I am currently working through the chapters on injectivity in Donald Passman's A Course in Ring Theory, and have run into conceptual difficulty while attempting one of the exercises. I am trying to prove that a group homomorphism $\sigma:A\to B$, with both groups abelian, is injective or surjective iff $\hat\sigma:B^*\to A^*$ is surjective or injective respectively. For any abelian group $G$ we define $G^*=\operatorname{Hom}(G,\mathbb Q/\mathbb Z)$. We define $\hat\sigma(\theta)=\theta\sigma$ (function composition).
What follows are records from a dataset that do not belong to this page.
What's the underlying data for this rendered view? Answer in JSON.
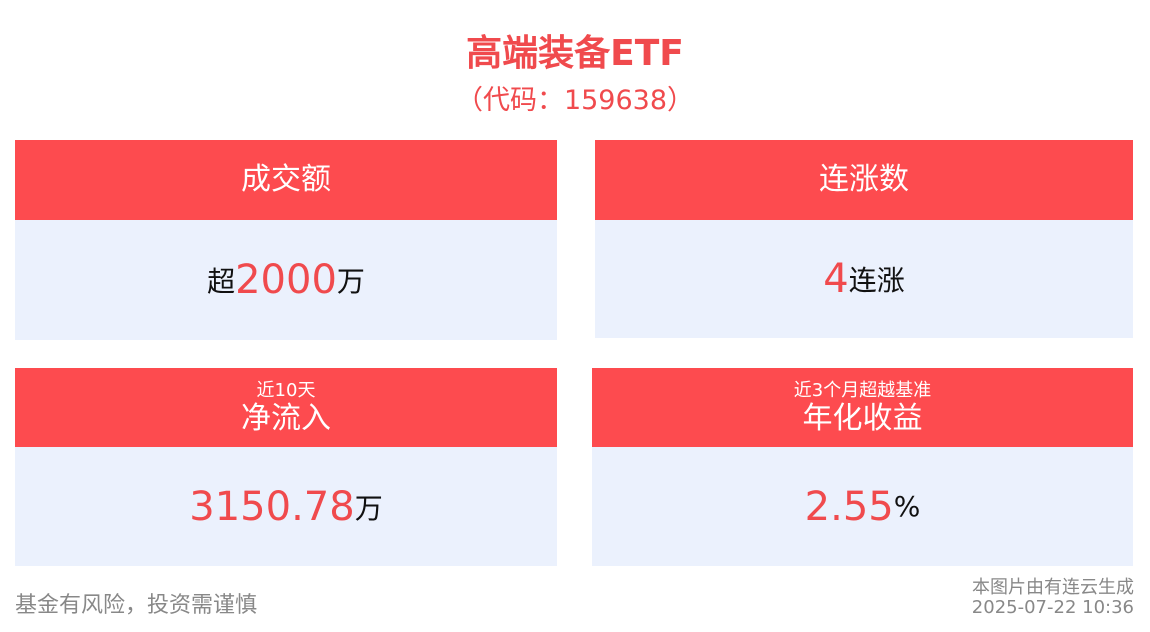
{
  "header": {
    "title": "高端装备ETF",
    "subtitle": "（代码：159638）"
  },
  "cards": [
    {
      "label": "成交额",
      "prefix": "超",
      "number": "2000",
      "suffix": "万"
    },
    {
      "label": "连涨数",
      "number": "4",
      "suffix": "连涨"
    },
    {
      "sublabel": "近10天",
      "label": "净流入",
      "number": "3150.78",
      "suffix": "万"
    },
    {
      "sublabel": "近3个月超越基准",
      "label": "年化收益",
      "number": "2.55",
      "suffix": "%"
    }
  ],
  "footer": {
    "disclaimer": "基金有风险，投资需谨慎",
    "source": "本图片由有连云生成",
    "timestamp": "2025-07-22 10:36"
  }
}
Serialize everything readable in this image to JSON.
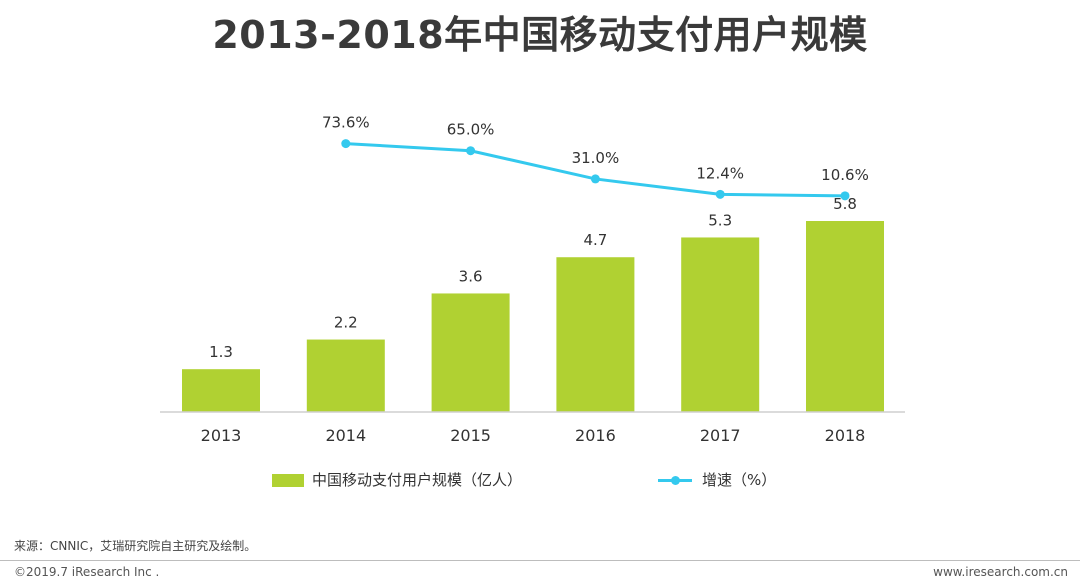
{
  "title": "2013-2018年中国移动支付用户规模",
  "chart_data": {
    "type": "bar",
    "categories": [
      "2013",
      "2014",
      "2015",
      "2016",
      "2017",
      "2018"
    ],
    "series": [
      {
        "name": "中国移动支付用户规模（亿人）",
        "type": "bar",
        "color": "#b0d132",
        "values": [
          1.3,
          2.2,
          3.6,
          4.7,
          5.3,
          5.8
        ],
        "labels": [
          "1.3",
          "2.2",
          "3.6",
          "4.7",
          "5.3",
          "5.8"
        ]
      },
      {
        "name": "增速（%）",
        "type": "line",
        "color": "#34c9ee",
        "values": [
          null,
          73.6,
          65.0,
          31.0,
          12.4,
          10.6
        ],
        "labels": [
          "",
          "73.6%",
          "65.0%",
          "31.0%",
          "12.4%",
          "10.6%"
        ]
      }
    ],
    "ylim": [
      0,
      7
    ],
    "growth_ylim": [
      -250,
      90
    ],
    "legend_position": "bottom"
  },
  "legend": {
    "bar_label": "中国移动支付用户规模（亿人）",
    "line_label": "增速（%）"
  },
  "footer": {
    "source": "来源：CNNIC，艾瑞研究院自主研究及绘制。",
    "copyright": "©2019.7 iResearch Inc .",
    "website": "www.iresearch.com.cn"
  }
}
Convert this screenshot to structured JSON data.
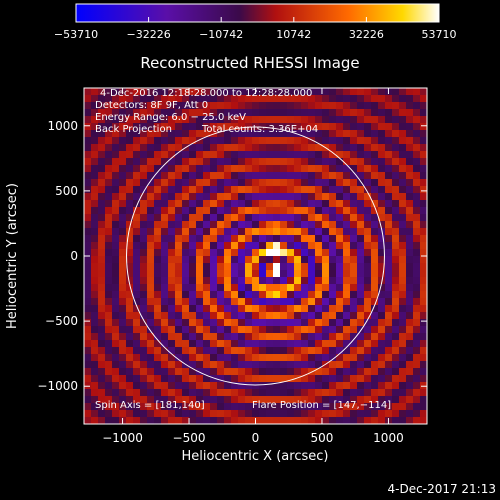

For notational convenience let us here define $D:=\mathbb Q/\mathbb Z$
I have been able to prove most directions, but have not quite completed proving that $\sigma$ being injective means that $\hat\sigma$ is surjective. To that end I fixed some $\theta\in A^*$. Now as $\sigma$ is injective, $\sigma^{-1}:\sigma(A)\to A$ is well defined. Thus we can define the map $\phi:=\theta\sigma^{-1}:\sigma(A)\to D$. If we can extend $\phi$ to a map $\tilde\phi$ acting on all of $B$ then we'd be done, for $\hat\sigma \tilde\phi=\theta$. (In fact $\hat\sigma\phi=\theta$, but we do not know whether $\phi\in B^*$). Now I suspect that somehow I can use Baer's criterion to get the desired extension, because $D$ is a divisible group, hence injective. The crux of my problem lies in the fact that to use it in the form presented in Passman, I need $\sigma(A)$ to be somehow identified with a right ideal of the ring $\mathbb Z$, and $B$ with $\mathbb Z$ itself, but I am unsure how to do that. I would appreciate help in knowing why I can extend $\phi$.
If you know that $D$ is injective, then you know that $\operatorname{Hom}_{\mathbb{Z}}(-,D)$ is an exact functor. Thus if $0 \to A \to B$ is exact, then $B^* \to A^* \to 0$ is exact.